MOVIES | “Sucker Punch”: When Catholic schoolgirls aren’t enough


Zack Snyder’s Sucker Punch is the latest in a seemingly neverending parade of action movies that masquerade their own soft-core porn tendencies with a cloak of unearned girl-power pretense. If the marketing campaign for the movie is anything to go by, Snyder clearly thinks that giving his five leading ladies riot-grrrl nicknames and the ability to operate heavy artillery automatically makes them pop-feminist icons. In reality, the characters in Sucker Punch are indistinguishable from one another, serving as little more than cheesecake set pieces created to please schoolgirl fetishists and teenage boys who still mistake constant sneering as self-assured sexuality.
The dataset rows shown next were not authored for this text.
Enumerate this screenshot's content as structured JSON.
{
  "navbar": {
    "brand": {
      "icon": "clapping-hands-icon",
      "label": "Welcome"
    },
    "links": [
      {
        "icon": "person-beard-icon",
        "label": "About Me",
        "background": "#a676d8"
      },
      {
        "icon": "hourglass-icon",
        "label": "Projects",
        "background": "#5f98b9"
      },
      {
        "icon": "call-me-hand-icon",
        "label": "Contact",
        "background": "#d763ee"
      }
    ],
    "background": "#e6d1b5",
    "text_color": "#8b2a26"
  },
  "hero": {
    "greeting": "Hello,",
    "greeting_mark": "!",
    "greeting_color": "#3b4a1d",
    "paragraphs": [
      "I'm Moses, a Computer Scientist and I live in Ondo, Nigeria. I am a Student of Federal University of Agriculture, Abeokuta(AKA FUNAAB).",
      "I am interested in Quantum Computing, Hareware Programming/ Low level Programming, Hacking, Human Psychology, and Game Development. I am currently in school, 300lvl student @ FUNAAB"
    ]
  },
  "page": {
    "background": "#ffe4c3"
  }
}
There’s a plot (incomprehensible as it is) in there somewhere, but let’s not kid ourselves here; Sucker Punch is not much more than a non-stop T&A show, eager to shove as many pairs of lacy underwear and loud green-screen segments in your face as possible before you realize just how puerile and brain-dead the whole concept was in the first place.
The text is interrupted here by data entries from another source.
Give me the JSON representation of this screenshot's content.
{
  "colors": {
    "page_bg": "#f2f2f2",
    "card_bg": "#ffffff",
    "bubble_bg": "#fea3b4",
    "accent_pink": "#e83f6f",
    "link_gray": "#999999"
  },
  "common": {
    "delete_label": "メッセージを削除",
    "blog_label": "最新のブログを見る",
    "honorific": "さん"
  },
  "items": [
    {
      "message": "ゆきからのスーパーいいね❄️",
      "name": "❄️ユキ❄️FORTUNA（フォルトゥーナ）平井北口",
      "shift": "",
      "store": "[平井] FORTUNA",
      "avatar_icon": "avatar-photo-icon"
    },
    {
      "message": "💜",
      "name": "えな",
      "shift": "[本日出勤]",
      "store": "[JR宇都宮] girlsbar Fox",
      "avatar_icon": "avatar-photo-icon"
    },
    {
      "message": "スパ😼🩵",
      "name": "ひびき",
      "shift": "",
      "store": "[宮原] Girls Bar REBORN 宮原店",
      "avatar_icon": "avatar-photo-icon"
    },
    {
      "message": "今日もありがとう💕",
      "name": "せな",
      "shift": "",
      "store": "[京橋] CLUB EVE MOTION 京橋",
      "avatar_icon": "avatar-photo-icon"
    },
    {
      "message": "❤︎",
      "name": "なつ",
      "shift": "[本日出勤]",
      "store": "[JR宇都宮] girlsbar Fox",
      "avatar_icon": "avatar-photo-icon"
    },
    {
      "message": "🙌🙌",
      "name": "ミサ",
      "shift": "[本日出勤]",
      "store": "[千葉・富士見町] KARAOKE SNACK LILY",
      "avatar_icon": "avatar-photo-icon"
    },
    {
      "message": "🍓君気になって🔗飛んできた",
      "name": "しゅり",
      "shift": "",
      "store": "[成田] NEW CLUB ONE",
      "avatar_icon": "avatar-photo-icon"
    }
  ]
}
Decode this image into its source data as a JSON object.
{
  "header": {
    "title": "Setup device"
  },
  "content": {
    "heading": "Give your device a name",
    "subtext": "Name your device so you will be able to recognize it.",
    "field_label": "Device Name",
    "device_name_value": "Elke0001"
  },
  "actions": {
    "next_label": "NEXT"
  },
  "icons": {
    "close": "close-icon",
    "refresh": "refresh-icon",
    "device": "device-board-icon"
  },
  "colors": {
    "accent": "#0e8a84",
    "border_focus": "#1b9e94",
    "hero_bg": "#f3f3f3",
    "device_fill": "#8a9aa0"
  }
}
Set in one of those hazy and indeterminate Steampunk universes, Sucker Punch tells the story of Baby Doll (a perpetually blank Emily Browning), a young girl who gets shipped off to a Vermont insane asylum after a calamitous incident with her wicked stepfather that results in the death of her sister. It’s there she meets the head orderly, Blue (Oscar Isaac in the type of role John Leguizamo used to overindulge himself with), who immediately pencils her in for a frontal lobotomy. Before the blunt instrument hits the nose, the asylum is suddenly transformed into a burlesque club and Baby Doll finds herself in the company of four other smoking hot babes in fishnets. Among them are Rocket (the punky Jena Malone), Sweet Pea (a slumming Abbie Cornish), Amber (Jamie Chung, Asian and therefore infantilized with a lollipop), and Blondie (Disney’s Vanessa Hudgens, whose hair is Snooki-fied, but decidedly not blonde). The five of them team up with Baby Doll to plan an escape from their captivity.

After a scene with Carla Gugino (doing an accent that’s Baryshnikov by way of Boris and Natasha) as a dance instructor, Baby Doll learns that her dancing allows her to escape into fantasy worlds that will eventually aid her in her quest for freedom along with the help of four key items. If it sounds nonsensical, that’s because it is, and it only gets worse when you realize that outside of Baby Doll’s mindscapes, her only true weapon is distracting male attention by shaking her hips and moaning orgasmically. Buffy the Vampire Slayer, this is not.

Snyder, the same guy who infamously dumbed down Alan Moore’s Watchmen and turned 300 into the most expensive movie about gay panic ever made, has an undeniable visual eye and knack for arresting visuals, particularly in the film’s chilling and near-silent opening segment. Unfortunately, Snyder is saddled with his own ill-conceived story idea whose dreamworld visual motifs end up borrowing liberally from movies like the Lord of the Rings series and Terminator 2. The problem with these scenes is that they’re never given root within the larger story, meaning that each meanders along tensionless without any established stakes for our supposed heroes. No ground rules are ever set and the formula of imagined worlds (involving samurais, zombie Nazis, bloodthirsty dragons, and cyborgs on space trains, respectively) quickly grows laborious as each plods along with enough slow motion shots to reach a triple-digit tally. The only segment that’s any fun to sit through is the one involving reanimated Nazi corpses, but even that manages to botch itself by confusingly soundtracking a WWII scene with a Jefferson Airplane song. The rest of the action scenes look like album covers of forgotten progressive rock bands of the 1970s.

Without spoiling anything, the last quarter of the film amps up Snyder’s already apparent taste for self-important babbling and free-flowing misogyny, so much so that it actually comes at the cost of whatever is left of the story. We quickly learn that despite the film’s constant “kicking butt and doing it in heels” grandstanding, the filmmakers don’t see the female characters as anything much greater than porn stars in corsets, regardless of how many men they kill or how many comically phallic machine guns they wield.

In the end, Sucker Punch is decoupage as cinema; an overstuffed stamina test of vulgarity and vacuity that will inevitably lead you out of the theater feeling like you need to take a shower. Or three.